Build Status Coverage Status Apache License 2.0

paramsurvey is a set of tools for creating and executing parameter surveys.

paramsurvey has a pluggable parallel backend. The supported backends at present are python's multiprocessing module, and computing cluster software ray. An mpi backend is planned.

Example

import time
import paramsurvey


def sleep_worker(pset, system_kwargs, user_kwargs, raw_stats):
    time.sleep(pset['duration'])
    return {'slept': pset['duration']}


paramsurvey.init(backend='multiprocessing')  # or 'ray', if you installed it

psets = [{'duration': 0.3}] * 5

results = paramsurvey.map(sleep_worker, psets, verbose=2)

for r in results:
    print(r.duration, r.slept)

prints, in addition to some debugging output, a result from each of the 5 sleep_worker calls.
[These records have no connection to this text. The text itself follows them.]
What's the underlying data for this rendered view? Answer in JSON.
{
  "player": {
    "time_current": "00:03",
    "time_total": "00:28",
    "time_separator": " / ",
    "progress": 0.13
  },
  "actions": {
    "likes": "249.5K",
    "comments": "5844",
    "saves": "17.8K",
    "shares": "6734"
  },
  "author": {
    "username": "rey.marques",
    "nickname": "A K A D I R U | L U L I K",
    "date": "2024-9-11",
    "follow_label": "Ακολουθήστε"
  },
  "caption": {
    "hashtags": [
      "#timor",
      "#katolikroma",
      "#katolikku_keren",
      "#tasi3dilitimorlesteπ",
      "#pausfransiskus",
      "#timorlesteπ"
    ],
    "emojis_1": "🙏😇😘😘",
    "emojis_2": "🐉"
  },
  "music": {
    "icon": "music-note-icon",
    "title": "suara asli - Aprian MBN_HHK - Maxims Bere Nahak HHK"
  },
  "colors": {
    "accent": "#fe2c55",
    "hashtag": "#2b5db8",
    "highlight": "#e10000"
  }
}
Here are a few more examples:

Philosophy

A parameter survey runs begins by initializing the software, specifying a backend ('multiprocessing' or 'ray').

The user supplies a worker function, which takes a dict of parameters (pset) and returns a dict of results.

The user also supplies a list of parameter sets (psets), perhaps constructed using the helper function paramsurvey.params.product().

Calling pararamsurvey.map() executes the worker function once for each pset. It returns a MapResults object, containing the results, performance statistics, and information about any failures.

You can call paramsurvey.map() more than once.

Controlling verbosity

The paramsurvey code has a set of keyword arguments (and corresponding environment variables) to aid debugging and testing. They are:

  • backend="multiprocessing" -- which backend to use, currently "multiprocessing" (default) or "ray"
  • verbose=1 -- print information about the progress of the computation:
    • 0 = print nothing
    • 1 = print something every 30 seconds (default)
    • 2 = print something every second
    • 3 = print something for every action
  • vstats=1 -- controls the verbosity of the performance statistics system, with similar values as verbose
  • limit=-1 -- limits the number of psets actually computed to this number (-1 meaning "all")

Each of these has a corresponding environment variable, e.g. PARAMSURVEY_BACKEND, PARAMSURVEY_VERBOSE. If the environment variable is set, it overrides the values set in the source code. If a kwarg is set for a map() call, that value overrides any value specified for the init() call.

For retrospective debugging, i.e. your run crashes and you are sad that you specified a lower verbosity than you desire post-crash, paramsurvey creates a hidden logfile in the current directory for every run, named .paramusurvey-DATE-TIME.log.

The MapResults object

The MapResults object has several properties:

  • results is a Pandas DataFrame containing the values of the pset and the keys returned by the worker function. If you prefer to deal with dictionaries and are not worried about memory usage, results.to_listdict returns a list of dictionaries.
  • failed is a list of failed psets dictionaries, plus an extra '_exception' key if an exception was raised in the worker function.
  • progress is a MapProgress object with properties containing the details of pset execution: total, active, finished, failures, exceptions.
  • stats is a PerfStats object containing performance statistics.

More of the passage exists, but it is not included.